Rootless docker importing keys

Is there anyway to inject keys into the studio without resorting to volume mounts?

This is the scenario I am running into:

  1. I am running Gitlab-Runners inside a Docker Executor.
  2. I spin up an image with hab cli and docker cli.
  3. I run this inside the Docker Executor
export HAB_ORIGIN=ci
hab origin key generate "${HAB_ORIGIN}"
hab studio -D --no-tty run 'source .studiorc-ci && build /path/to/'
  1. I am presented with this error:
   hab-studio: Importing 'ci' secret origin key
✗✗✗ Crypto error: No revisions found for ci sig key
Error exporting ci key

I did generate the key beforehand.
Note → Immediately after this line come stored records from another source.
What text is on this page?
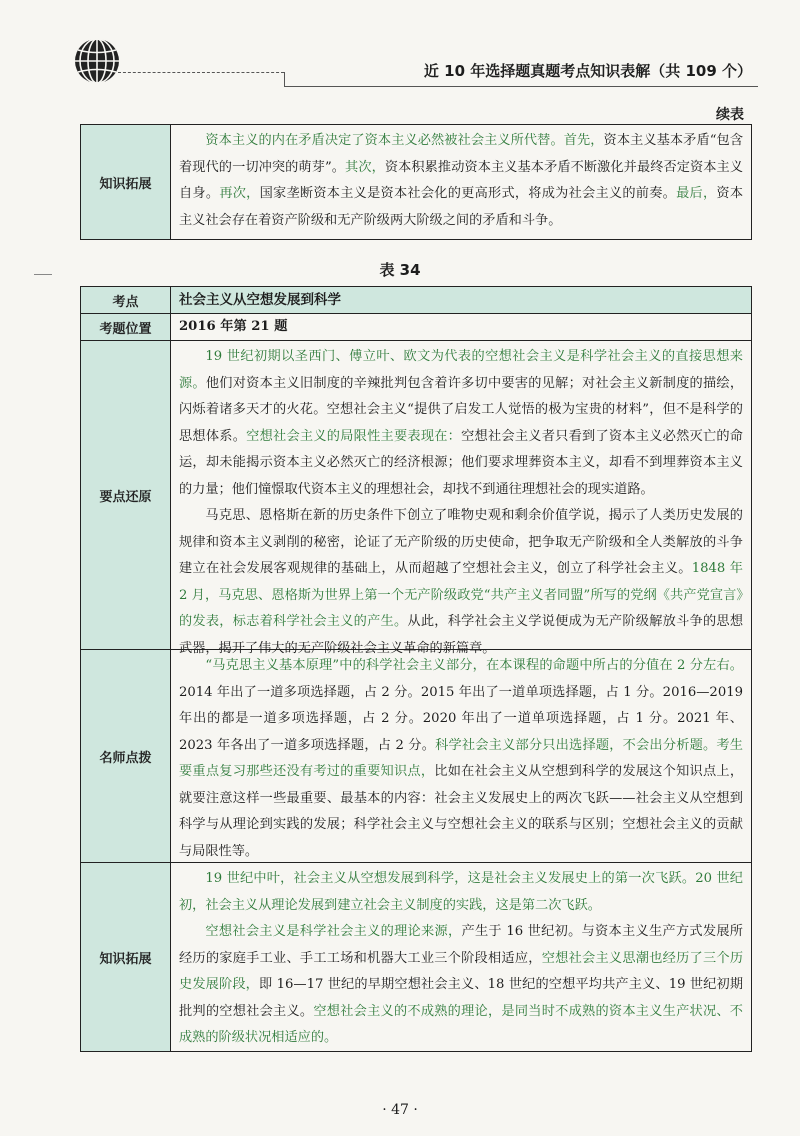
近 10 年选择题真题考点知识表解（共 109 个）
续表
知识拓展

资本主义的内在矛盾决定了资本主义必然被社会主义所代替。首先，资本主义基本矛盾“包含着现代的一切冲突的萌芽”。其次，资本积累推动资本主义基本矛盾不断激化并最终否定资本主义自身。再次，国家垄断资本主义是资本社会化的更高形式，将成为社会主义的前奏。最后，资本主义社会存在着资产阶级和无产阶级两大阶级之间的矛盾和斗争。

表 34
考点	社会主义从空想发展到科学
考题位置	2016 年第 21 题
要点还原

19 世纪初期以圣西门、傅立叶、欧文为代表的空想社会主义是科学社会主义的直接思想来源。他们对资本主义旧制度的辛辣批判包含着许多切中要害的见解；对社会主义新制度的描绘，闪烁着诸多天才的火花。空想社会主义“提供了启发工人觉悟的极为宝贵的材料”，但不是科学的思想体系。空想社会主义的局限性主要表现在：空想社会主义者只看到了资本主义必然灭亡的命运，却未能揭示资本主义必然灭亡的经济根源；他们要求埋葬资本主义，却看不到埋葬资本主义的力量；他们憧憬取代资本主义的理想社会，却找不到通往理想社会的现实道路。

马克思、恩格斯在新的历史条件下创立了唯物史观和剩余价值学说，揭示了人类历史发展的规律和资本主义剥削的秘密，论证了无产阶级的历史使命，把争取无产阶级和全人类解放的斗争建立在社会发展客观规律的基础上，从而超越了空想社会主义，创立了科学社会主义。1848 年 2 月，马克思、恩格斯为世界上第一个无产阶级政党“共产主义者同盟”所写的党纲《共产党宣言》的发表，标志着科学社会主义的产生。从此，科学社会主义学说便成为无产阶级解放斗争的思想武器，揭开了伟大的无产阶级社会主义革命的新篇章。

名师点拨

“马克思主义基本原理”中的科学社会主义部分，在本课程的命题中所占的分值在 2 分左右。2014 年出了一道多项选择题，占 2 分。2015 年出了一道单项选择题，占 1 分。2016—2019 年出的都是一道多项选择题，占 2 分。2020 年出了一道单项选择题，占 1 分。2021 年、2023 年各出了一道多项选择题，占 2 分。科学社会主义部分只出选择题，不会出分析题。考生要重点复习那些还没有考过的重要知识点，比如在社会主义从空想到科学的发展这个知识点上，就要注意这样一些最重要、最基本的内容：社会主义发展史上的两次飞跃——社会主义从空想到科学与从理论到实践的发展；科学社会主义与空想社会主义的联系与区别；空想社会主义的贡献与局限性等。

知识拓展

19 世纪中叶，社会主义从空想发展到科学，这是社会主义发展史上的第一次飞跃。20 世纪初，社会主义从理论发展到建立社会主义制度的实践，这是第二次飞跃。

空想社会主义是科学社会主义的理论来源，产生于 16 世纪初。与资本主义生产方式发展所经历的家庭手工业、手工工场和机器大工业三个阶段相适应，空想社会主义思潮也经历了三个历史发展阶段，即 16—17 世纪的早期空想社会主义、18 世纪的空想平均共产主义、19 世纪初期批判的空想社会主义。空想社会主义的不成熟的理论，是同当时不成熟的资本主义生产状况、不成熟的阶级状况相适应的。

· 47 ·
The one problem, I did notice is that the docker --volume mounts are /hab/cache/keys from the base host where the docker sock was originally created. Not from within the gitlab runner docker executor …

So now I’m at a loss on how I can inject this without resorting to any volume mounts.

Btw I think I’m doing this Gitlab Runner in a Docker container to spin up Habitat in a Docker container the wrong way. Even if I solve the key issue, I still have to volume mount my source code into that new container to build the plan.

I think I read somewhere that these rootless hab studios were intended for K8s and Container environments — now I’m not so sure if this is possible as it currently is.

If I was able to spin up my own Docker sock and share that with the new container that would be one way. Although I think that also seems bad too.